Publication I: Allen LaPointe NM, Al-Khatib SM, Kramer JM, Califf RM. Knowledge deficits related to the QT interval could affect patient safety. Annals of Noninvasive Electrocardiology. 2003 Apr;8(2):157-60.
Journal IF: 0.790

Publication II: Al-Khatib SM, Allen LaPointe NM, Hammill BG, Chen AY, Kramer JM, Califf RM. A survey of health care practitioners' knowledge of the QT interval. Journal of General Internal Medicine 2005;20:392-396
Journal IF: 3.013

Publication III46: Al-Khatib SM, Allen LaPointe NM, Kramer JM, Califf RM. What clinicians should know about the QT interval. JAMA. 2003. 289:2120-2127.
Journal IF: 23.332

Publication IV: Curtis LH, Ostbye T, Sendersky V, Hutchison S, Allen LaPointe NM, Al-Khatib SM, Yasuda SU, Dans P, Wright A, Califf RM, Woosley RL, Shulman KA. Prescription of QT-prolonging drugs in a cohort of about 5 million outpatients. American Journal of Medicine 2003;114:135-141.
Journal IF: 4.388

Publication V: Nancy M. Allen LaPointe. Frequency of High-Risk Use of QT-Prolonging Medications. Pharmacoepidemiology & Drug Safety 2006;15:361-368
Journal IF: 0.750

Media: U.S. News & World Report
Presentations: Presented at the American College of Cardiology (ACC) meeting in 2002 and 2004. Presentations also provided in medical centers titled, "what you should know about the QT interval." A presentation on the dofetilide risk management program was also given at the Drug Information Association meeting in 2002.

Impact of the Findings

Level 1 Impact: Research
This research was an important contribution to the understanding of medication risks and safety, particularly the role of the prescribers. From the first study the researchers identified knowledge deficits of various prescribers. The second published study suggested that many healthcare practitioners cannot correctly measure the QT interval and cannot correctly identify factors and medications that prolong the QT interval. The findings suggest that greater attention to the QT interval is warranted to ensure safer use of QT prolonging medications. The potential impacts of the findings on future research are numerous, including: the potential to examine the impact of the educational module on physician knowledge and prescribing behavior.

Level 2 Impact: Policy
Although this research did not have direct impact on policies, it has important regulatory implications. For example, drugs that prolong the QT interval with limited clinical efficacy beyond other treatment options have a poor risk-benefit profile, particularly if one takes into consideration the findings of these studies—that practitioners have a knowledge deficit of QT prolongation and QT prolonging medications.

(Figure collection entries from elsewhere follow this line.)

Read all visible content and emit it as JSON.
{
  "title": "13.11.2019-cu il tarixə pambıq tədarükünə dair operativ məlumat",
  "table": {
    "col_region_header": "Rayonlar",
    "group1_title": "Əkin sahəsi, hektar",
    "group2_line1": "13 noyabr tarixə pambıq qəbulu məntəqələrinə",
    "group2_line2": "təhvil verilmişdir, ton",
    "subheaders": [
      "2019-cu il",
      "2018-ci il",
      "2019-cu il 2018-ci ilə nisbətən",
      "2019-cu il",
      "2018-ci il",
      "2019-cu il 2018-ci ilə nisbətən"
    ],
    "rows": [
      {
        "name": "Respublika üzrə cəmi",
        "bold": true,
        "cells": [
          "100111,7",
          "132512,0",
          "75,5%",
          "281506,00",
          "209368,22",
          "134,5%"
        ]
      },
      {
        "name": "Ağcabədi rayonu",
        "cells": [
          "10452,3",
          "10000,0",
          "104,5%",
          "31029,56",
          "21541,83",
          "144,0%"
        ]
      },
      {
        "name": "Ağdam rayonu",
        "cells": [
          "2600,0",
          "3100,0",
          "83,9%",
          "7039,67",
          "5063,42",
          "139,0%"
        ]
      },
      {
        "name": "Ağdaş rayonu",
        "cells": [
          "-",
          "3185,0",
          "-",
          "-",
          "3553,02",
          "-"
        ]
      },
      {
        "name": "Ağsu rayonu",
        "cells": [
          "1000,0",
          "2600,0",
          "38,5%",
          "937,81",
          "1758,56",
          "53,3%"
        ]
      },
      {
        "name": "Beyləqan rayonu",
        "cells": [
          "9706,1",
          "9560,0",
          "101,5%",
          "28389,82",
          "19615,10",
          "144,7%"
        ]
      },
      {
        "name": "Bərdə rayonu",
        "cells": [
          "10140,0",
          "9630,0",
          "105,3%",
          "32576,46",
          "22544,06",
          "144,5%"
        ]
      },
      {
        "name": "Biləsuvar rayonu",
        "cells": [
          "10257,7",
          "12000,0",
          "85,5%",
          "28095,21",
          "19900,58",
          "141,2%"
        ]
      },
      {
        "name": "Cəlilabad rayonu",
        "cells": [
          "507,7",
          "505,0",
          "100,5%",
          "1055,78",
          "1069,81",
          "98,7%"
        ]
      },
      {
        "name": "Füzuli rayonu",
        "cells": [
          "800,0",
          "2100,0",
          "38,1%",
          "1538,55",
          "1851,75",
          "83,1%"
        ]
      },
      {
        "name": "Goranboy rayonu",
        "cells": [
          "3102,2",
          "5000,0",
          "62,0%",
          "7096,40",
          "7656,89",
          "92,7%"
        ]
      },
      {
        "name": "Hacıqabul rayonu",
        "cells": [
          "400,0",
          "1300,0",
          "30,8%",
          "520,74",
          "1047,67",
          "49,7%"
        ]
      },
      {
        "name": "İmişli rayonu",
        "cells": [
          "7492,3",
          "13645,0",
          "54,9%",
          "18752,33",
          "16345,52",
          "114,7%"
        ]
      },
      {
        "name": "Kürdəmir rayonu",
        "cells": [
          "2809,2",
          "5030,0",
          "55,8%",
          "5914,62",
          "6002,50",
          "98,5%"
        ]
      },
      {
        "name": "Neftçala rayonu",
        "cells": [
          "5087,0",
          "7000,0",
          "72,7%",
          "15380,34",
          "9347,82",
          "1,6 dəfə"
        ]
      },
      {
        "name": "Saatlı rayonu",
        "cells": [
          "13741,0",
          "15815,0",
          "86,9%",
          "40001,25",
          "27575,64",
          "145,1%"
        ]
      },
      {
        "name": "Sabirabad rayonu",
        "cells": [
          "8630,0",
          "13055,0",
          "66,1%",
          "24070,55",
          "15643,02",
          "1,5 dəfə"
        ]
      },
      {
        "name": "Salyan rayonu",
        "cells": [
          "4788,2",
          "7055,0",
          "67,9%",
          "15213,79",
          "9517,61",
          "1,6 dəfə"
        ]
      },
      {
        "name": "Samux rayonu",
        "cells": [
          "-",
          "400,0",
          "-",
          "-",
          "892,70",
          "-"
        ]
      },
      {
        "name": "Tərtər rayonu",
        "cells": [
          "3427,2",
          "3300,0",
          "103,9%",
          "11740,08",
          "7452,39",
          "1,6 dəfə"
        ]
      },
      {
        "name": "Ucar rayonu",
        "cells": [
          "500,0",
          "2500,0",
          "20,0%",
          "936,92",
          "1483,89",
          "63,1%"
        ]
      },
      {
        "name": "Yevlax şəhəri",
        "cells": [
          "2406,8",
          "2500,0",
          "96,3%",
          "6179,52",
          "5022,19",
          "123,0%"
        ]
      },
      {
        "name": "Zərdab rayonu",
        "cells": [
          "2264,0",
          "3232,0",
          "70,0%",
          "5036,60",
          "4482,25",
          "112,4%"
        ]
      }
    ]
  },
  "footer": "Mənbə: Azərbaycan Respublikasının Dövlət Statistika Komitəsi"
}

Level 3 Impact: Clinical Practice
The QT educational module has the potential to impact health care practitioners prescribing, drug monitoring, and drug utilization review (DUR) behaviors if their knowledge gaps are addressed; however, these studies cannot be directly attributed with impacting clinical practice, either in terms of practitioners or patients.

Mechanisms of Impact

There were several mechanisms that supported the impact of this research:

  • Connections of stakeholders to a specialty organization (i.e. AHA).
  • Recognition of the gap and responsiveness of the researchers.
  • Exploration of the problem via a pilot study.
  • Conceptualization of the problem in the context of a larger population to understand its extent.
  • Recognition of the need for education regarding the QT interval and medications that cause QT prolongation.
  • Context, given the withdrawal of cisapride from the market largely due to its QT prolonging effects.